Dansöz, tiyatro sahnesinde bakışın, bedenin ve cinsiyetin sınırlarını sorgulayan önemli bir yapıt olarak öne çıkıyor. Seyirciyi de bu sorgulamanın içine çekmek için zorluyor. Oyunun özellikle feminist bakışı hayli güçlü. Ancak Meryem’in annesiyle kurduğu ilişki belki biraz daha detaylandırılabilirdi. Sürpriz bozmaktan çekinerek çok detaylandırmaktan kaçınacağım. Ancak annenin akıbeti, oyun sonrasında beni biraz düşündürdü. Patriyarkanın oyun kurucusu erkekler olsa da kadınların da bu sisteme eklemlenebildiği, hatta sistemin yılmaz savunucuları olabildiği malum.  Belki annenin yazgısı, sistem içindeki sinikliğiyle açıklanabilir. Ama bu durumda seyirciyi ikna edecek veriler olay örgüsü içinde daha sarih bir halde sıralanabilir, karakterler arasındaki dinamik daha açık verilebilirdi. 


Oyunda Meryem geçmiş travmalarıyla hesaplaşırken bazı hayvanlardan bahsedilir. Örneğin bakıp büyüttüğü, sonra da annesinin verdiği bıçakla kurban ettiği kuzunun hikâyesi gibi… Böylece metin, sembolik anlamda hayvanlar ve insanlar arasındaki sınırların bulanıklaştığı bir evren kurmaya çalışmaktadır. Hayvanların ve kadınların benzer bir şekilde metalaştırıldığı, bedenlerinin bir tüketim nesnesine dönüştürüldüğü oyunun alt metnine yedirilmiştir. Böylece Dansöz, insan merkezli düşüncenin ötesine geçerek bedenin bir politik alan olarak sorgulanmasına imkân tanır.

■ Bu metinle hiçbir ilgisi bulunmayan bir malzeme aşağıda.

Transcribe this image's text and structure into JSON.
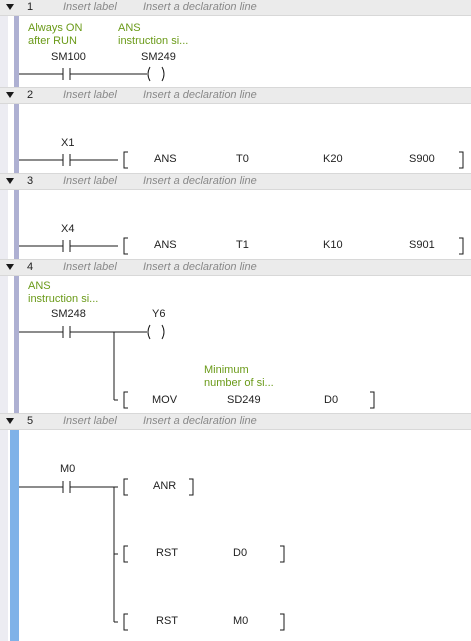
{
  "blocks": [
    {
      "num": "1",
      "label": "Insert label",
      "decl": "Insert a declaration line"
    },
    {
      "num": "2",
      "label": "Insert label",
      "decl": "Insert a declaration line"
    },
    {
      "num": "3",
      "label": "Insert label",
      "decl": "Insert a declaration line"
    },
    {
      "num": "4",
      "label": "Insert label",
      "decl": "Insert a declaration line"
    },
    {
      "num": "5",
      "label": "Insert label",
      "decl": "Insert a declaration line"
    }
  ],
  "rung1": {
    "comment1_line1": "Always ON",
    "comment1_line2": "after RUN",
    "comment2_line1": "ANS",
    "comment2_line2": "instruction si...",
    "contact": "SM100",
    "coil": "SM249"
  },
  "rung2": {
    "contact": "X1",
    "instr": "ANS",
    "op1": "T0",
    "op2": "K20",
    "op3": "S900"
  },
  "rung3": {
    "contact": "X4",
    "instr": "ANS",
    "op1": "T1",
    "op2": "K10",
    "op3": "S901"
  },
  "rung4": {
    "comment1_line1": "ANS",
    "comment1_line2": "instruction si...",
    "contact": "SM248",
    "coil": "Y6",
    "comment2_line1": "Minimum",
    "comment2_line2": "number of si...",
    "instr": "MOV",
    "op1": "SD249",
    "op2": "D0"
  },
  "rung5": {
    "contact": "M0",
    "instr1": "ANR",
    "instr2": "RST",
    "instr2_op": "D0",
    "instr3": "RST",
    "instr3_op": "M0"
  }
}
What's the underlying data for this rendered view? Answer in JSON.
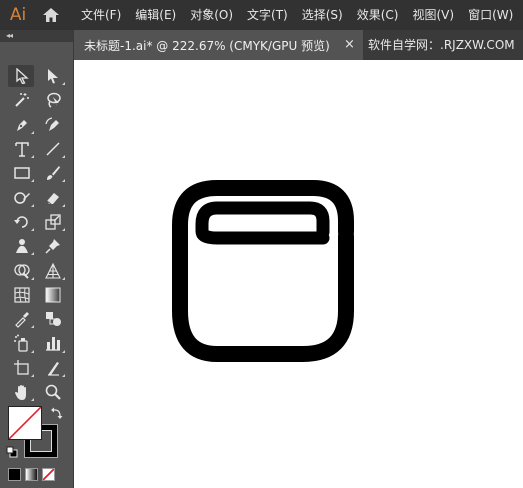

Kadın bedeni üzerindeki iktidar yalnızca erkek egemen düzenin değil, aynı zamanda kapitalist piyasanın da bir ürünüdür. Dolayısıyla, gerçek bir özgürleşme ancak bu iki tahakküm biçimi arasındaki bağlantıyı sorgulayarak sağlanabilir. Dansöz, feminist bağlamı daha çok vurgulasa da bu iki tahakküm arasında bir denge sağlamaya çalışıyor.  Oyunda “gören- görülen” dengesi üzerinden açılan tartışma çok vurucu. Kapitalizm, sadece kadın bedenini değil, seyircinin bakışını da bir tüketim nesnesine dönüştürebiliyor. Bu bağlamda seyircinin sahnede kendi bakışıyla yüzleşmesi çok değerli. Bu yüzleşmeyle beraber “Bu bakışı kim üretir, hangi kültürel kodlar bu bakışı şekillendirir?” soruları da seyircinin kendi kendine cevabını arayacağı alanlar yaratıyor. 

Sonuç olarak, Dansöz, sadece bir hikâye anlatımından ibaret değil; tiyatronun, susturulmuş, ötekileştirilmiş ve nesneleştirilmiş bedenlerin isyanını haykıran bir direniş aracı olduğunu gözler önüne seriyor. Meryem’in dansı, patriyarkal düzene karşı bir başkaldırı, heteronormatif kalıplara karşı bir isyan ve otokratik sistemin baskısına karşı bir özgürlük talebi. Dansöz, bu direnişin bedenle, bakışla, sesle ve dansla kurduğu güçlü ilişkilerle, toplumsal değişim için tiyatronun taşıdığı potansiyeli bir kez daha gözler önüne seriyor.